À ce titre, les publicités pour les portables sont assez réussies. On nous persuade que sans tel mobile, nous n’aurons plus de vie affective et sociale, que nous serons moins performant et séduisant, bref que nous serons des ratés. Mais sommes-nous réellement et profondément heureux dans cette frénésie de la consommation ? Nous pouvons penser que le capitalisme nous impose un idéal de bonheur, celui de nous faire consommer pour nous donner l’illusion d’être heureux. Ce bonheur commercialisé ne finit-il cependant pas par être insatisfaisant et lassant ?

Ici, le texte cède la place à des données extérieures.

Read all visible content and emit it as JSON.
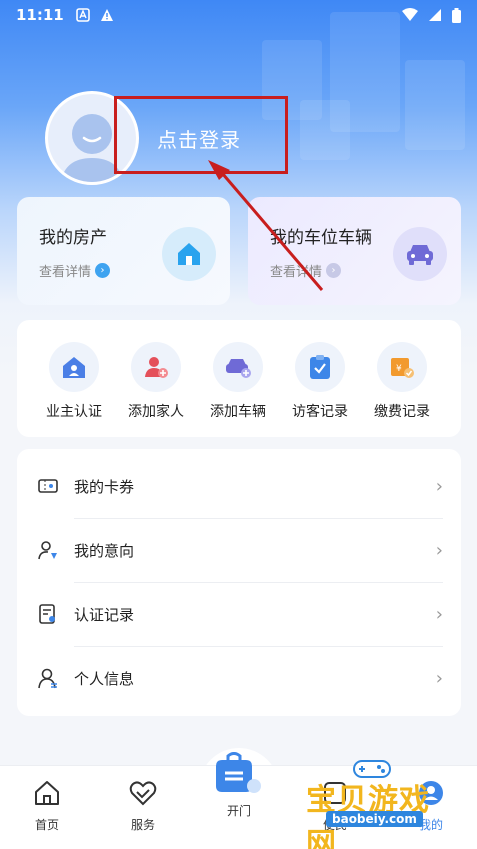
{
  "status": {
    "time": "11:11"
  },
  "login": {
    "text": "点击登录"
  },
  "cards": {
    "property": {
      "title": "我的房产",
      "sub": "查看详情"
    },
    "vehicle": {
      "title": "我的车位车辆",
      "sub": "查看详情"
    }
  },
  "actions": [
    {
      "label": "业主认证",
      "icon": "owner-verify-icon"
    },
    {
      "label": "添加家人",
      "icon": "add-family-icon"
    },
    {
      "label": "添加车辆",
      "icon": "add-car-icon"
    },
    {
      "label": "访客记录",
      "icon": "visitor-record-icon"
    },
    {
      "label": "缴费记录",
      "icon": "payment-record-icon"
    }
  ],
  "menu": [
    {
      "label": "我的卡券",
      "icon": "coupon-icon"
    },
    {
      "label": "我的意向",
      "icon": "intention-icon"
    },
    {
      "label": "认证记录",
      "icon": "cert-record-icon"
    },
    {
      "label": "个人信息",
      "icon": "profile-icon"
    }
  ],
  "tabs": [
    {
      "label": "首页",
      "icon": "home-icon"
    },
    {
      "label": "服务",
      "icon": "service-icon"
    },
    {
      "label": "开门",
      "icon": "open-door-icon"
    },
    {
      "label": "便民",
      "icon": "convenience-icon"
    },
    {
      "label": "我的",
      "icon": "me-icon"
    }
  ],
  "watermark": {
    "text": "宝贝游戏网",
    "url": "baobeiy.com"
  },
  "colors": {
    "primary": "#3f88f5",
    "annotation": "#c81e1e"
  }
}
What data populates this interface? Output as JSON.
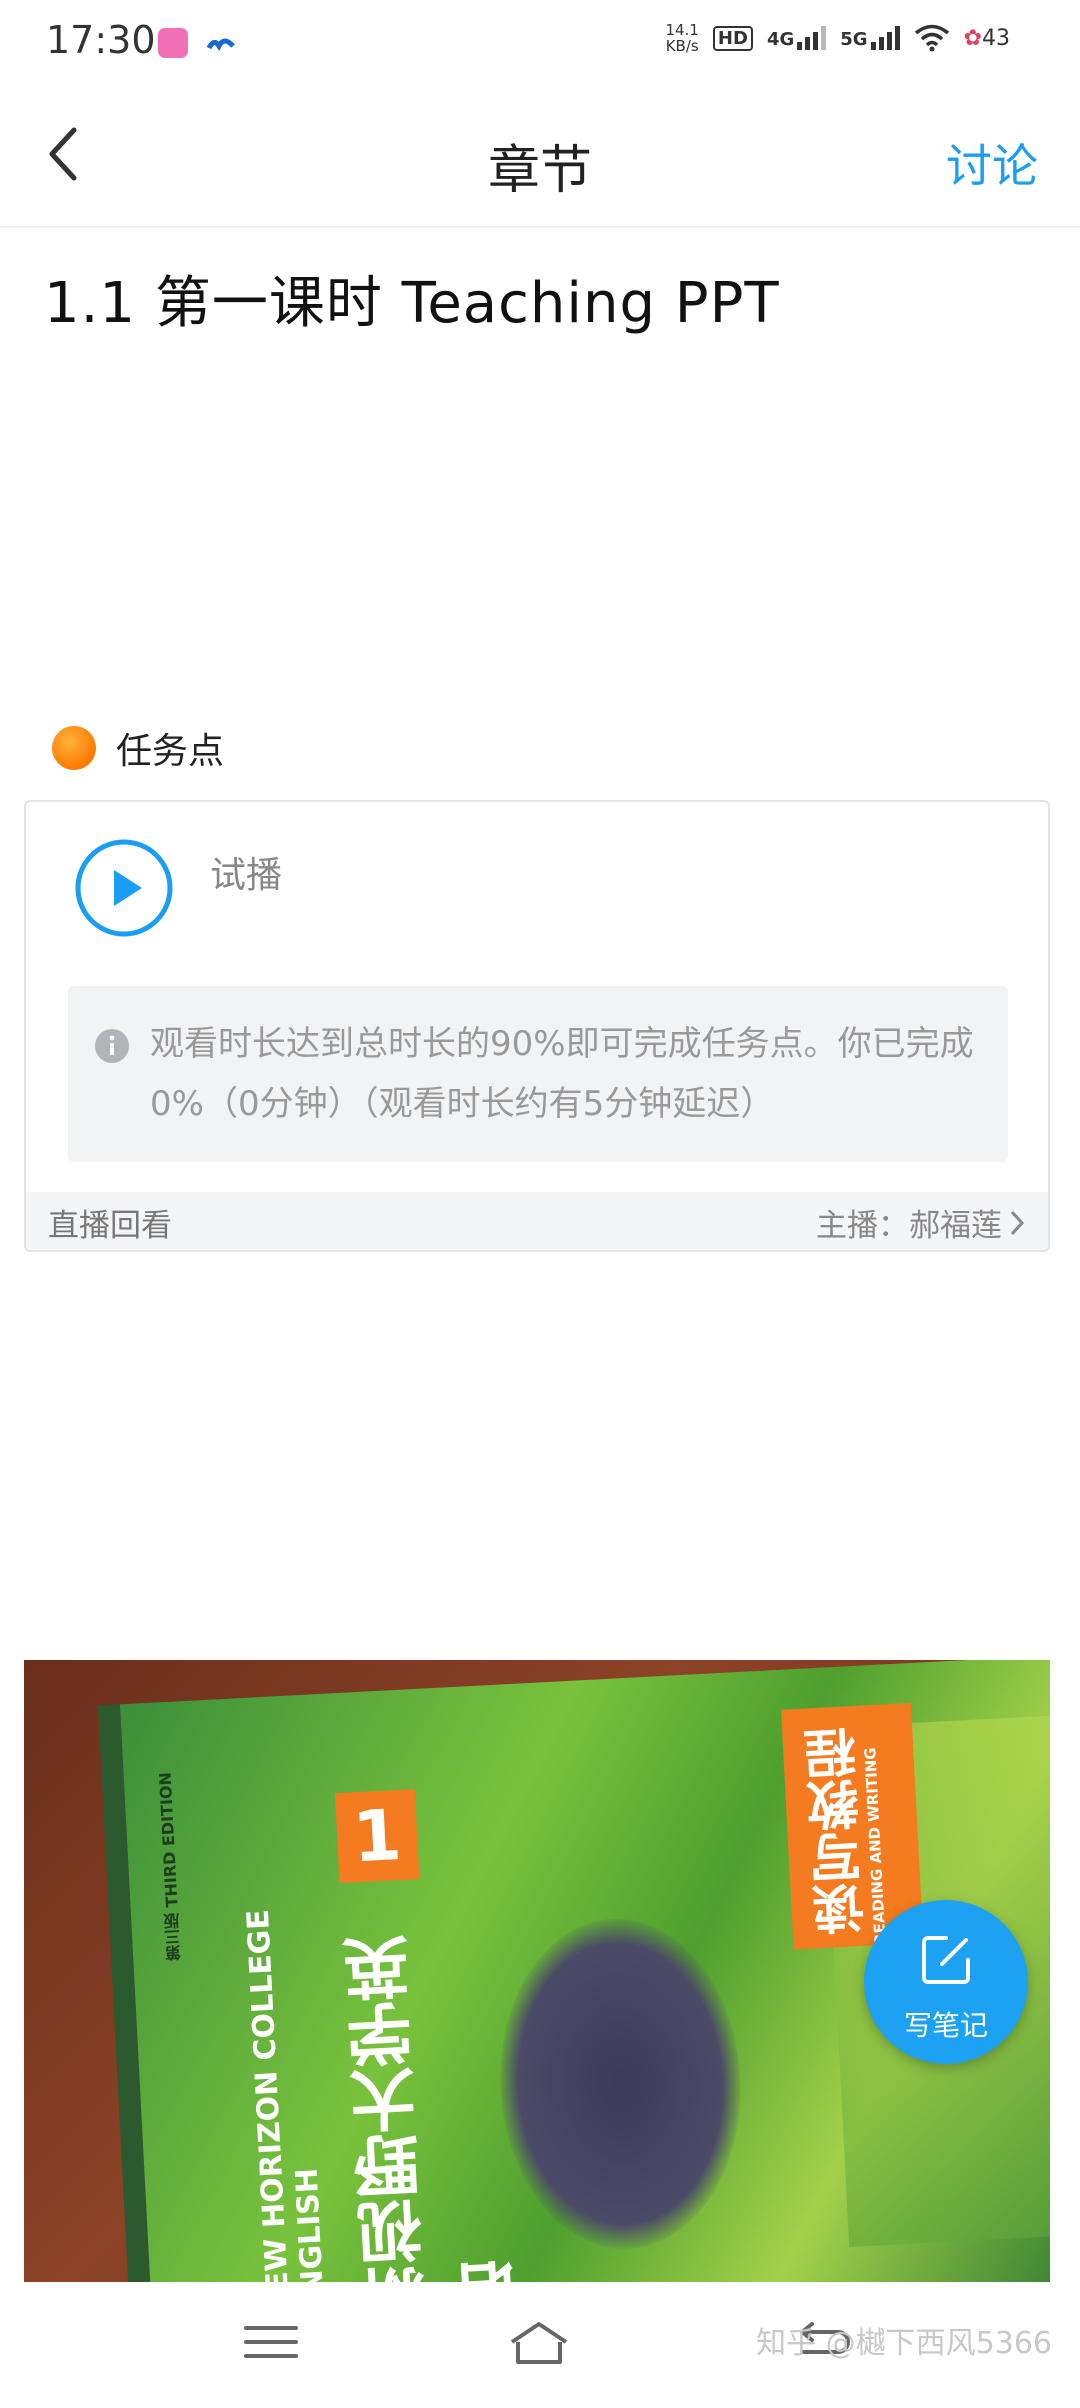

De nombreuses personnes ne parviennent plus à éprouver de plaisir, même lors de réjouissances exceptionnelles. Elles prennent peut-être conscience d’être aliénées à des désirs imposés par d’autres.

Attention : cela ne veut pas dire qu’il faut renoncer à désirer, mais qu’il faut se méfier de l’influence qu’a le monde extérieur sur ce que nous désirons.

2. Le bonheur, c’est désirer 

a. Se sentir libre de choisir nos désirs 

Nous laisser commander par des désirs préfabriqués ne nous donne pas accès au bonheur.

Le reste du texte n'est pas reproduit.